Harry Holland and the early labour movement in Australia and New Zealand, Part 13
The defeat of the miners’ strike ended the forward momentum of the working class that had been gathering pace since 1906. Some hard-fought industrial battles continued to erupt over the next few years, but less frequently, and mostly rear-guard actions. Many of these strikes concerned the victimisation of union leaders, as the bosses pressed the advantage they had won through the miners’ defeat to further weaken and erode union organisation.
Following defeat on picket line, the working class once again attempted to challenge the capitalist rulers in the electoral arena, as they had in 1890. In March 1910 there was a Federal election, followed in October by elections to the State Legislature of New South Wales.
Harry Holland headed the Socialist campaign in the Federal election, as the candidate for West Sydney standing against Stanley Cole, candidate of the Commonwealth Liberal Party (also known as the Fusion Party, since it was formed by a merger of the old Free-Trade and Protectionist Parties) and the incumbent, the strike-breaker-in-chief, Labour Party leader William Morris Hughes. There was great interest in the election in this particular electorate, widely seen as a “triangular contest” of parties representing the three main classes of capitalist society. Noting the size and enthusiasm evident at Holland’s election rallies, the Sydney Morning Herald wrote that the outcome was “one of the big uncertainties” of the election.

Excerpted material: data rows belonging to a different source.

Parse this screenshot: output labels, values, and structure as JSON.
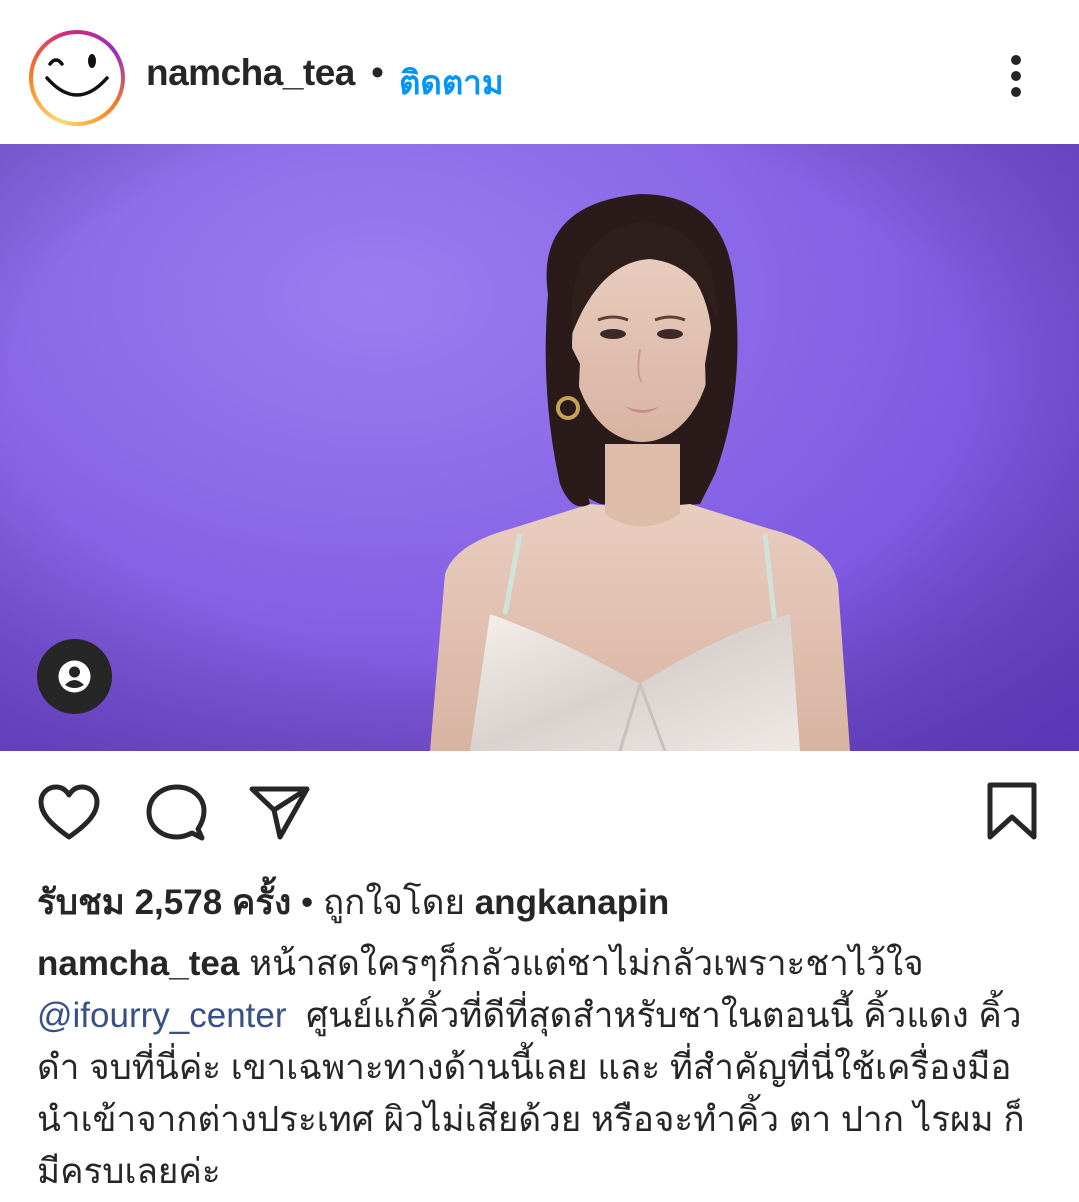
{
  "header": {
    "username": "namcha_tea",
    "separator": "•",
    "follow_label": "ติดตาม",
    "more_icon": "more-vertical-icon"
  },
  "media": {
    "tag_icon": "user-tag-icon"
  },
  "actions": {
    "like_icon": "heart-icon",
    "comment_icon": "comment-icon",
    "share_icon": "send-icon",
    "save_icon": "bookmark-icon"
  },
  "stats": {
    "views_prefix": "รับชม",
    "views_count": "2,578",
    "views_suffix": "ครั้ง",
    "separator": "•",
    "liked_by_label": "ถูกใจโดย",
    "liked_by_user": "angkanapin"
  },
  "caption": {
    "author": "namcha_tea",
    "text_1": "หน้าสดใครๆก็กลัวแต่ชาไม่กลัวเพราะชาไว้ใจ",
    "mention": "@ifourry_center",
    "text_2": "ศูนย์แก้คิ้วที่ดีที่สุดสำหรับชาในตอนนี้ คิ้วแดง คิ้วดำ จบที่นี่ค่ะ เขาเฉพาะทางด้านนี้เลย  และ ที่สำคัญที่นี่ใช้เครื่องมือนำเข้าจากต่างประเทศ ผิวไม่เสียด้วย  หรือจะทำคิ้ว ตา ปาก ไรผม ก็มีครบเลยค่ะ"
  },
  "colors": {
    "link_blue": "#0095f6",
    "mention_blue": "#385185",
    "background_purple": "#8b6ae8"
  }
}
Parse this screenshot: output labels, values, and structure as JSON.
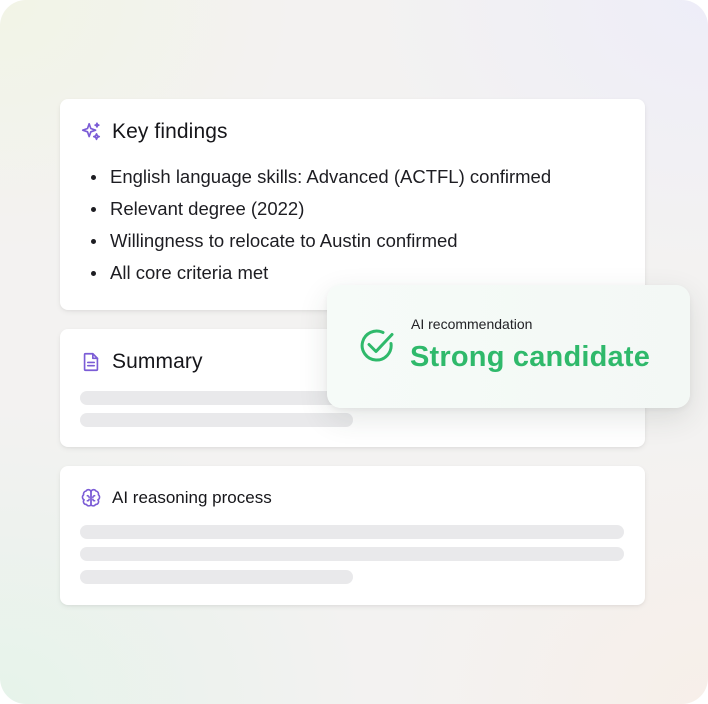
{
  "key_findings": {
    "title": "Key findings",
    "icon": "sparkle-icon",
    "items": [
      "English language skills: Advanced (ACTFL) confirmed",
      "Relevant degree (2022)",
      "Willingness to relocate to Austin confirmed",
      "All core criteria met"
    ]
  },
  "summary": {
    "title": "Summary",
    "icon": "document-icon"
  },
  "reasoning": {
    "title": "AI reasoning process",
    "icon": "brain-icon"
  },
  "recommendation": {
    "label": "AI recommendation",
    "value": "Strong candidate",
    "icon": "check-circle-icon",
    "color": "#2fb96b"
  },
  "colors": {
    "accent_purple": "#7b5cd6",
    "success_green": "#2fb96b",
    "placeholder_gray": "#e9e9eb"
  }
}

“We shall indict Mr Cole on the ground that his party stands always for the Capitalist Class, always against the Working Class,” read Holland’s campaign literature. “We shall indict him on the record of his party – the long list of its past crimes against the Working Class; and we shall further indict him on the present policy of his party – especially in connection with the smashing of strikes, wrecking of unions, and jailing and leg-ironing of honest men whose splendid lives are a credit to themselves and to Australia and a standing reproach to the class-dominated party that holds them captive.

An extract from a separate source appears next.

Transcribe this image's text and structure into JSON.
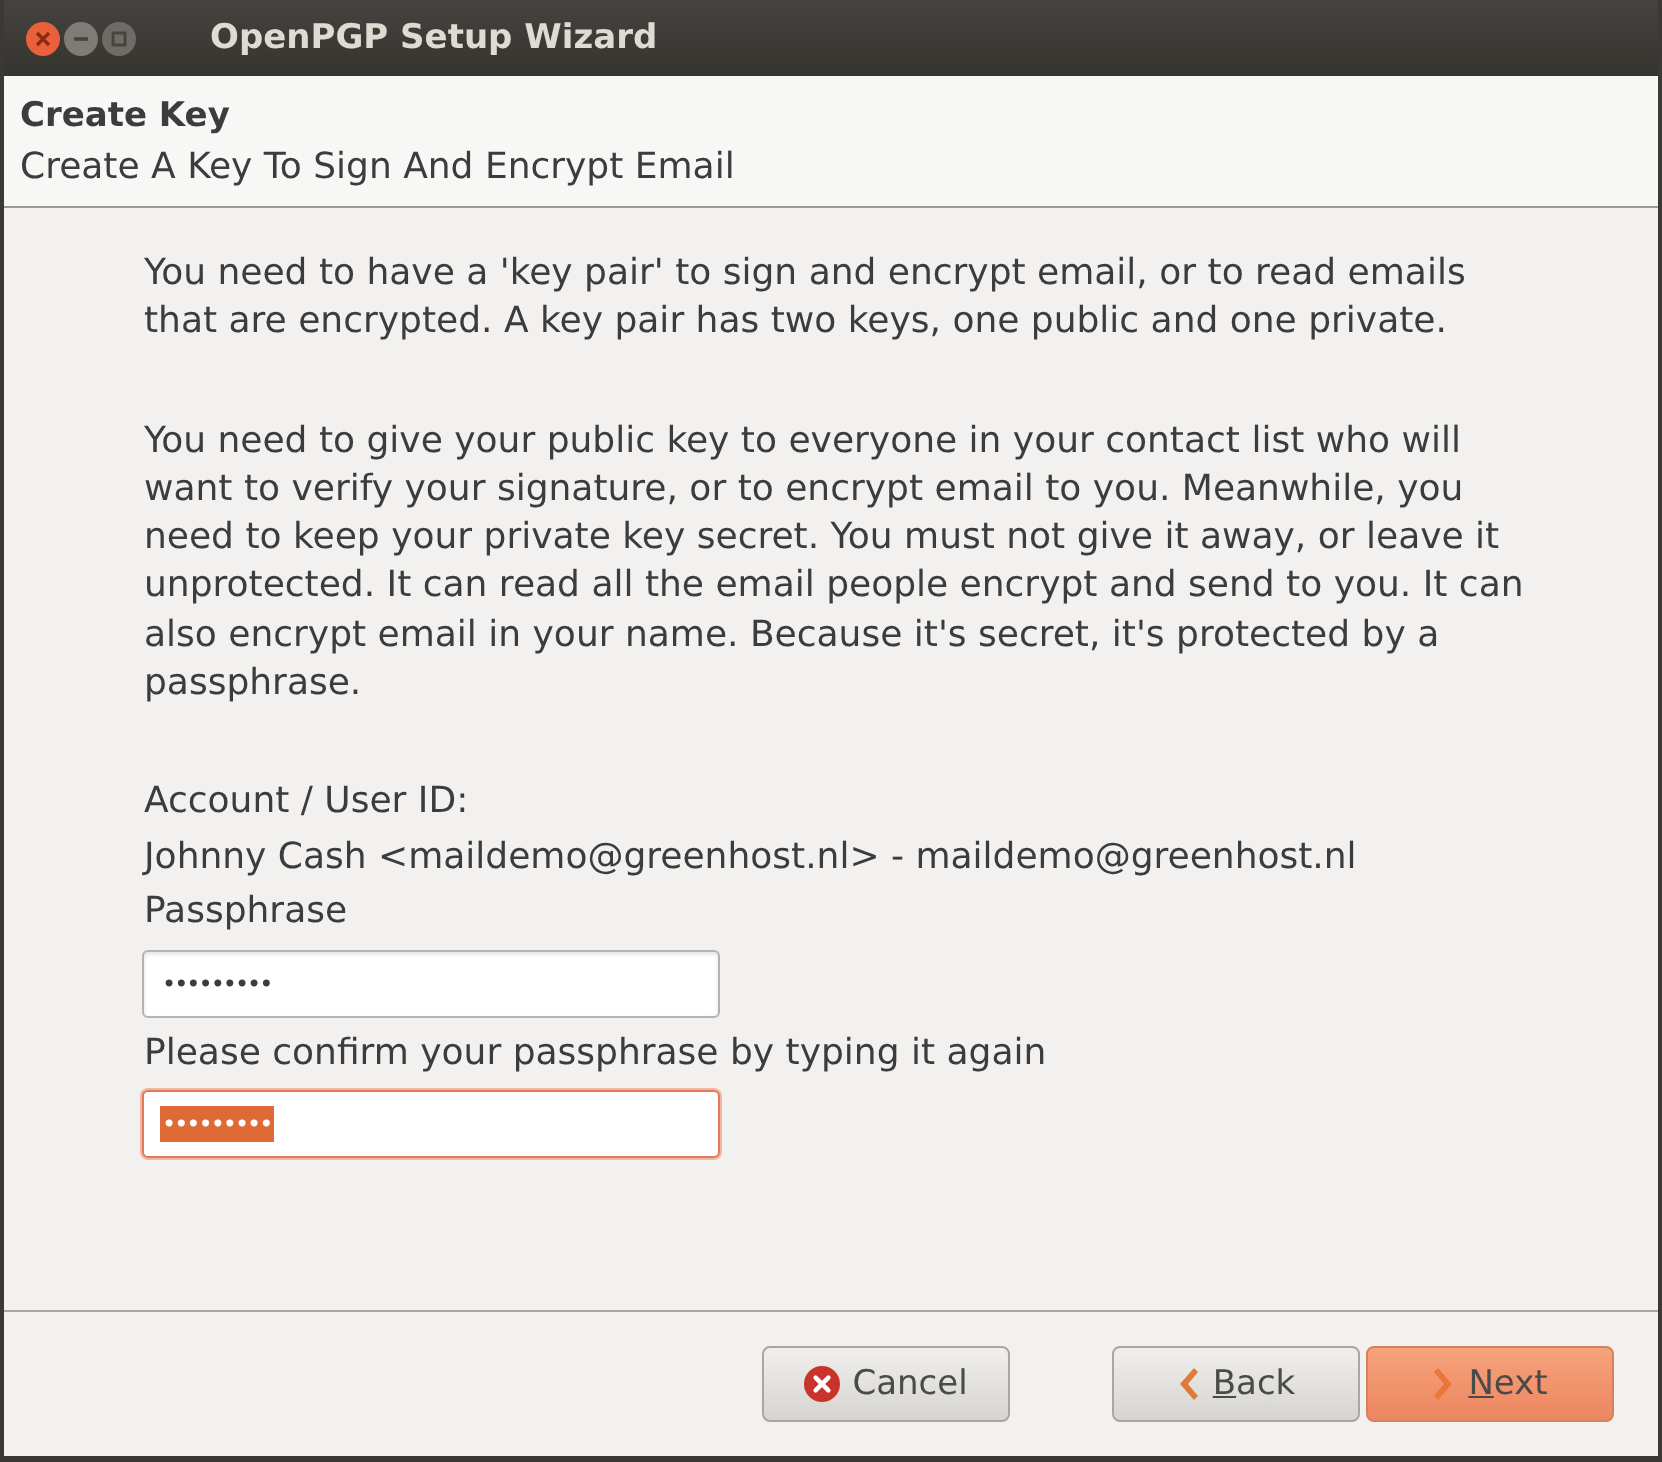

“We shall indict Mr Hughes on the Labor Party’s middle-class policy, its desire to jail workers who strike, its success in helping to jail the Coal Strike officials, and its general anti-working-class attitude in connection with industrial struggles and in Parliament. We shall indict Mr Hughes on his personal record as a Strike-breaker and enemy of the Working Class. We shall require him to answer charges of disloyalty to the principles on Unionism in every industrial struggle that he has been connected with… We shall charge him with having engineered to break the Coal Strike… We shall charge him with having insisted that the Coal Lumpers must unload Japanese non-union coal from the Palermo, and with having objected to the Coal Lumpers receiving strike pay when they refused to do the blackleg work. We shall charge him with having toured the South in advocacy of the Southern men blacklegging on the North, …with having sat for nearly two hours with Premier Wade the day before Mr Bowling, Mr Burns and Mr Brennan were arrested, and with having discussed with Mr Wade the projected prosecution of the officials now in jail…

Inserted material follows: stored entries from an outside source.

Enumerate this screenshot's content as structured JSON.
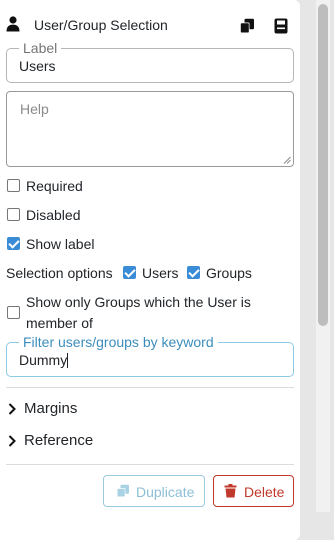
{
  "header": {
    "title": "User/Group Selection",
    "icons": [
      "user-icon",
      "copy-icon",
      "save-icon"
    ]
  },
  "label_field": {
    "legend": "Label",
    "value": "Users"
  },
  "help_field": {
    "placeholder": "Help",
    "value": ""
  },
  "options": {
    "required": {
      "label": "Required",
      "checked": false
    },
    "disabled": {
      "label": "Disabled",
      "checked": false
    },
    "show_label": {
      "label": "Show label",
      "checked": true
    }
  },
  "selection_options": {
    "label": "Selection options",
    "users": {
      "label": "Users",
      "checked": true
    },
    "groups": {
      "label": "Groups",
      "checked": true
    }
  },
  "groups_member": {
    "label_line1": "Show only Groups which the User is",
    "label_line2": "member of",
    "checked": false
  },
  "filter_field": {
    "legend": "Filter users/groups by keyword",
    "value": "Dummy"
  },
  "sections": {
    "margins": "Margins",
    "reference": "Reference"
  },
  "buttons": {
    "duplicate": "Duplicate",
    "delete": "Delete"
  },
  "colors": {
    "accent": "#3b8cd6",
    "danger": "#c0392b",
    "focus_border": "#8ec9e6",
    "disabled_button": "#8cbfd6"
  }
}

“Both Fusion Party and Labor Party come clamouring for your suffrages with the evidences of their crimes against the honest Working Class clinging like funeral cerements about their political bodies… If you are conscious of your class position; if you desire to ‘abolish all class antagonisms by abolishing the last of the systems of human exploitation’, if you know that ‘the historic mission of the working class is to redeem itself’… then we claim your vote for Revolutionary Socialism…” 
The vote was a huge disappointment to Holland and the SFA. Hughes held his seat by a comfortable majority; the Labor Party took the reins of the Federal Government. Hughes had proved his usefulness to the capitalists once again. The outcome was worse than 1890 in one respect: in 1890 the electoral battles were a continuation of the industrial struggle; in 1910 the vote in West Sydney marked the end of a phase of struggle and served only to measure of the scope of the defeat.
In October the Labor Party won a majority in the State Legislature of New South Wales as well.
“That the middle-class mind predominates in Australasia — both industrially and politically — is the lesson the result of the 1910 Elections teaches,” Holland wrote in an article analysing the Federal election. “The great majority of the workers here are not prepared to accept the revolutionary working-class objective and tactics which mark the fighting of the workers’ movements in other countries. By more than 20 to 1 in West Sydney the Socialist candidature was turned down in favour of middle-class interests as represented by the Labor Party. In the Senate contest, Socialist principles were also voted down by more than 20 to 1. In each case there was a marked falling off in the numbers who voted the Socialist ticket. The Socialists do not seek to find excuses for these hard facts. It is quite true that we expected a larger vote in West Sydney — quite true that we anticipated a much heavier poll by the S.L.P. [Socialist Labor Party] candidates for the Senate. The fact remains that the vote has gone against us; and the only explanation is that the workers of Australia are as yet economically uneducated — as yet so unconscious of their class position and interests as to be easily tossed along in the whirlwind of political happenings.”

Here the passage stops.